Prime Minister Bhutto was deposed and executed by General Muhammad Zia-ul-Haq on April 4, 1979. His son Murtaza Bhutto founded Al–Zulfiqar in Kabul, declared war against the Islamic world’s most powerful military regime. Al-Zulfiqar began covert-ops against Zia’s Pakistan in earnest, with KHAD/KGB support. The Kremlin, of course, also wanted to punish General Zia for allowing America, China and Saudi Arabia to finance the Afghan mujahideen revolt against its Marxist Kabul vassal regime, Khaleej Times writes.
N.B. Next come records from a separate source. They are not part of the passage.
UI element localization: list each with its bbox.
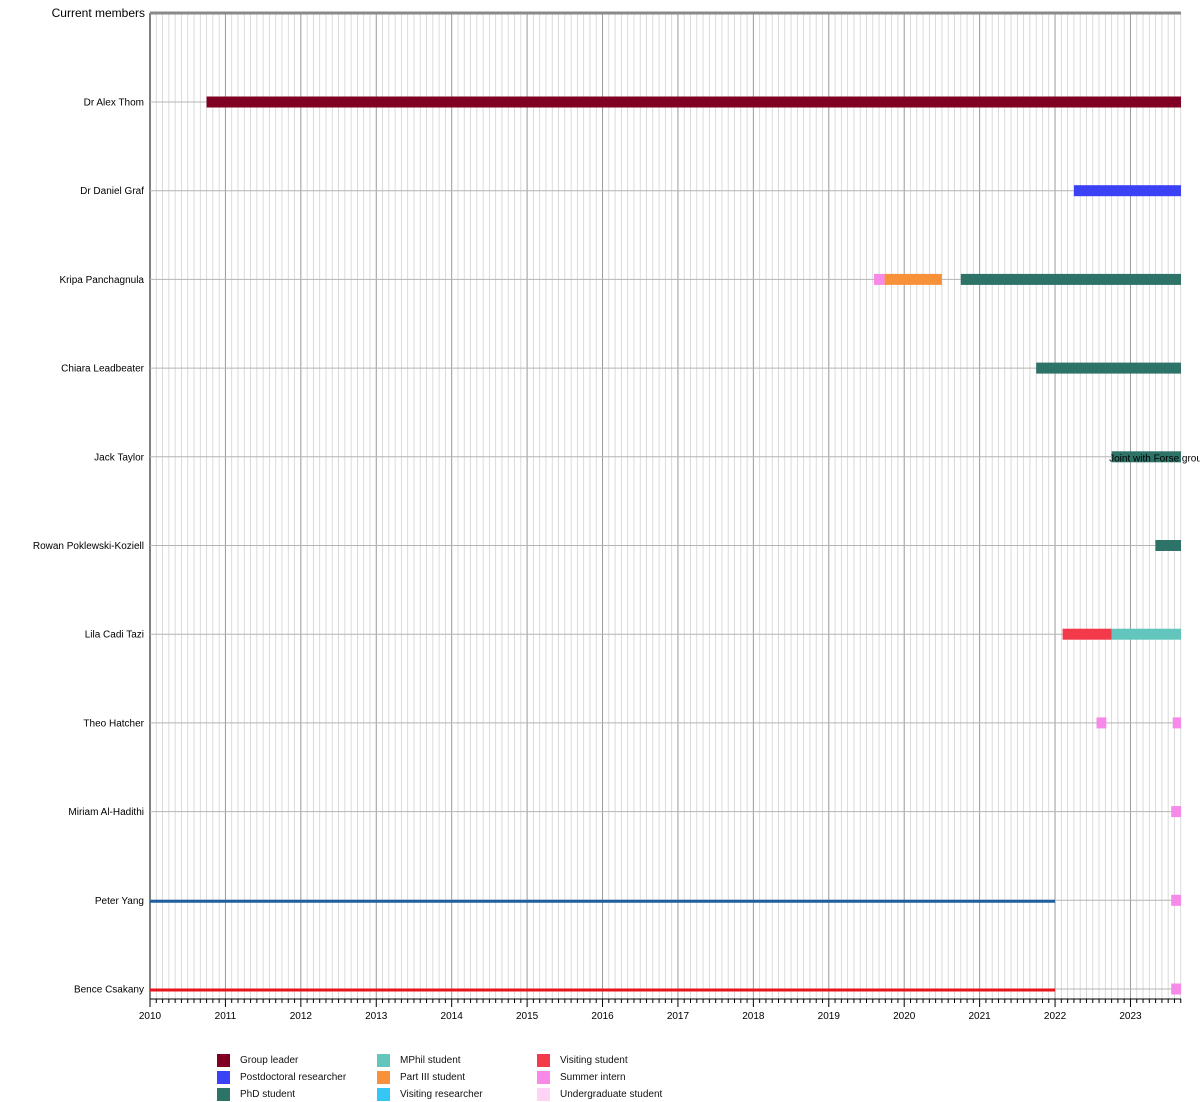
member-name: Kripa Panchagnula (59, 275, 144, 286)
member-bar-summer-intern (1171, 983, 1181, 995)
legend-label: Postdoctoral researcher (240, 1071, 347, 1083)
legend-item: Summer intern (537, 1069, 626, 1085)
member-bar-postdoc (1073, 185, 1181, 197)
legend-swatch (377, 1070, 390, 1084)
member-name: Miriam Al-Hadithi (68, 807, 144, 818)
legend: Group leader Postdoctoral researcher PhD s… (217, 1051, 697, 1102)
x-tick-label: 2012 (290, 1011, 313, 1022)
member-name: Lila Cadi Tazi (85, 630, 144, 641)
legend-label: MPhil student (400, 1054, 461, 1066)
legend-swatch (537, 1053, 550, 1067)
member-bar-phd (1155, 540, 1181, 551)
legend-item: Group leader (217, 1052, 298, 1068)
legend-item: Part III student (377, 1069, 465, 1085)
legend-label: Group leader (240, 1054, 299, 1066)
member-name: Theo Hatcher (83, 718, 144, 729)
member-bar-summer-intern (1171, 894, 1181, 906)
legend-item: Undergraduate student (537, 1086, 662, 1102)
legend-swatch (377, 1053, 390, 1067)
member-bar-summer-intern (1172, 717, 1181, 729)
legend-label: PhD student (240, 1088, 296, 1100)
legend-label: Summer intern (560, 1071, 626, 1083)
legend-item: Visiting student (537, 1052, 628, 1068)
x-tick-label: 2010 (139, 1011, 162, 1022)
x-tick-label: 2021 (969, 1011, 992, 1022)
member-bar-group-leader (206, 96, 1181, 108)
legend-swatch (217, 1070, 230, 1084)
timeline-plot: Current members 2010 2011 2012 2013 2014 2015 2… (33, 6, 1200, 1022)
legend-item: MPhil student (377, 1052, 461, 1068)
legend-item: PhD student (217, 1086, 295, 1102)
member-name: Bence Csakany (74, 985, 144, 996)
member-name: Jack Taylor (94, 452, 145, 463)
legend-item: Postdoctoral researcher (217, 1069, 346, 1085)
section-title: Current members (52, 6, 145, 20)
member-bar-phd (960, 273, 1181, 285)
x-tick-label: 2011 (215, 1011, 237, 1022)
member-bar-phd (1111, 451, 1181, 463)
x-tick-label: 2023 (1119, 1011, 1142, 1022)
legend-label: Part III student (400, 1071, 466, 1083)
member-bar-visiting-student (1062, 628, 1112, 640)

Murtaza’s men bombed the Sindh High Court, assassinated Zia cronies in the Punjab who had signed his father’s death warrant, used the terrorist Tipu to hijack a PIA airliner at Karachi to divert it to Kabul. Murtaza welcomed Tipu on the tarmac at Kabul airport with the KGB resident watching and listening to everything in the control tower. Women and children were released from the hijacked PIA plane and a triumphant Tipu spoke to Babrak Kamal, the President of Afghanistan installed by the USSR after the invasion. An aide to Prime Minister Bhutto who the paranoid Tipu thought was an Inter-Service Intelligence (ISI) agent, Captain Tariq Rahim, was machine gunned, thrown to the tarmac to bleed to death. The KGB had armed Tipu and his men with grenades, explosives, timers, machine guns, money. Outraged by the killing, Andropov ordered Afghan intelligence chief, a de facto KGB general Najibullah to order the flight to Damascus, where President Assad negotiated the end of the hijack. Al-Zulfikar’s stock soared in Kabul and the Kremlin, Khaleej Times concludes. Murtaza was a hero to the Sindh and Baluchistan secessionists. It was a message from Andropov to Zia, KGB to ISI.
Two assassination attempts organized by Mir Murtaza against Zia’s Falcon private jet went wrong. Al-Zulfikar’s shooters bungled the SAM-7 missile’s viewfinder and aircraft heat sensor.